EDITORIAL. COMING OUT OF THE TOMB
This issue of our Justice & Peace Newsletter is coming out during Easter time, when Christians celebrate the mystery of the death and resurrection of Christ. He himself, the Son of God, was a victim of injustice and violence perpetrated on him by the leaders of an oppresive system. We believe that He defeated death and sin and by rising from the tomb he pulled with Him the whole of humanity to a new life.
This is more than just mere words. It is an event present and active in human history, including our situation in Northern Uganda, where so many innocent people are also being killed, abducted, arrested under falso accusations, maimed and made to suffer in unspeakable ways.
In all of them Jesus is being crucified again, just as He was two thousand years ago outside Jerusalem. Their sufferings, like His, will contribute to Acholi’s redemption and liberation. We stand firm in our hope in the current upsurge of violence and look forward towards the day when our people will come out of this dark tomb and rise to a new life of peace and dignity.
No matter how blurr the situation looks like, our Christian hope –base on the resurrection- will make us not to give up even in the worst hour of discouragement.

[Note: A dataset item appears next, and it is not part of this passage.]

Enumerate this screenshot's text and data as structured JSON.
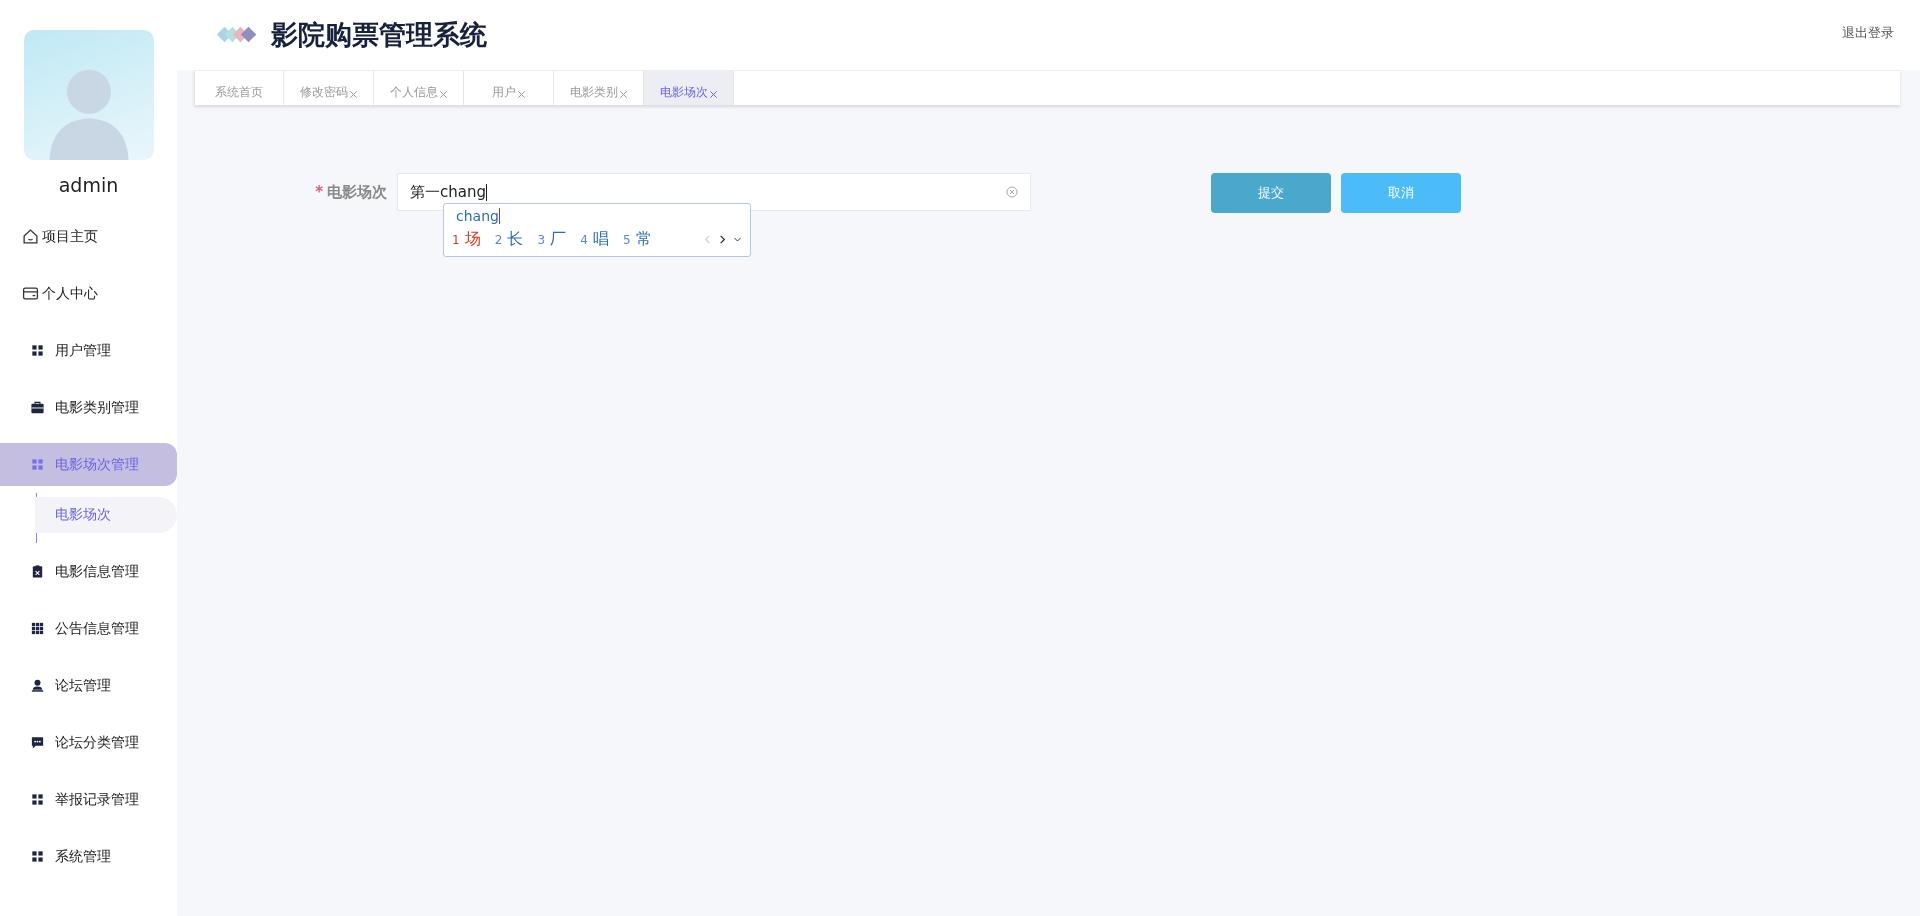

Palwo and Panyum are the two main clans in Omiya-Anyima (Kitgum district). In the mid-1990s Okelo (not real name), a member of the Palwo clan, killed Ocen, from Panyum. One day of March 1999 (during the dry season) I was privileged to be invited to the mato oput, the reconciliation ceremony that would restore the broken relationships. I didn’t want to miss any detail and I spent the whole day there, with my camera and notebook in my bag. It was one of the most joyful and meaningful occasions I have ever witnessed in my life. This is what I saw, heard and reflected upon:
Homicide, in Acholi cultural belief, brings about automatically a separation between the two families of the victim and the offender. This barrier (called ujabu) creates a state of enmity (mone ) that will not allow members from both sides to eat and drink together, to have intermarriage and even to buy at the market products from members of the other clan. Homicide asks for revenge and, as a consequence, it provokes fear.
Mato Oput is the Acholi process of being accountable for crimes committed, addressing the needs of each party in an acceptable way. Life is Acholi’s supreme value, and therefore the loss of a member of the family weakens the clan’s vital strength. The loss has to be replaced. Moreover, the two families see that state of enmity as unnatural and it must be restored in a peacefulway. Normally the rwot (chief of king) and the elders from both clans sit together to settle the matter.
Usually, the two sides reach an agreement to pay the compensation. In the old days, this was done by giving out a girl ( nyako kwor) , or sometimes two, or some heads of cattle to pay for a dowry and hence allow one of the aggrieved clan’s sons to marry and beget new children. This payment affects all the members of the murderer’s clan. It may take years to complete the payment, but all have to contribute. This is the first step before the ritual of reconciliation, mato oput, as the climax.
The ritual itself took place in the both banks of a dry river. The master of ceremonies (lakwer) explained the meaning, exhorting all present to leave aside all animosity and hatred. Once his speech was over, the members of the offender’s clan strongly expressed their total rejection for the murder committed by one of their sons, accepting responsibility. The members of the victim’s clan, in turn, acknowledged the request for forgiveness and expressed that in the future there will be no more desire of revenge or hatred towards the other clan.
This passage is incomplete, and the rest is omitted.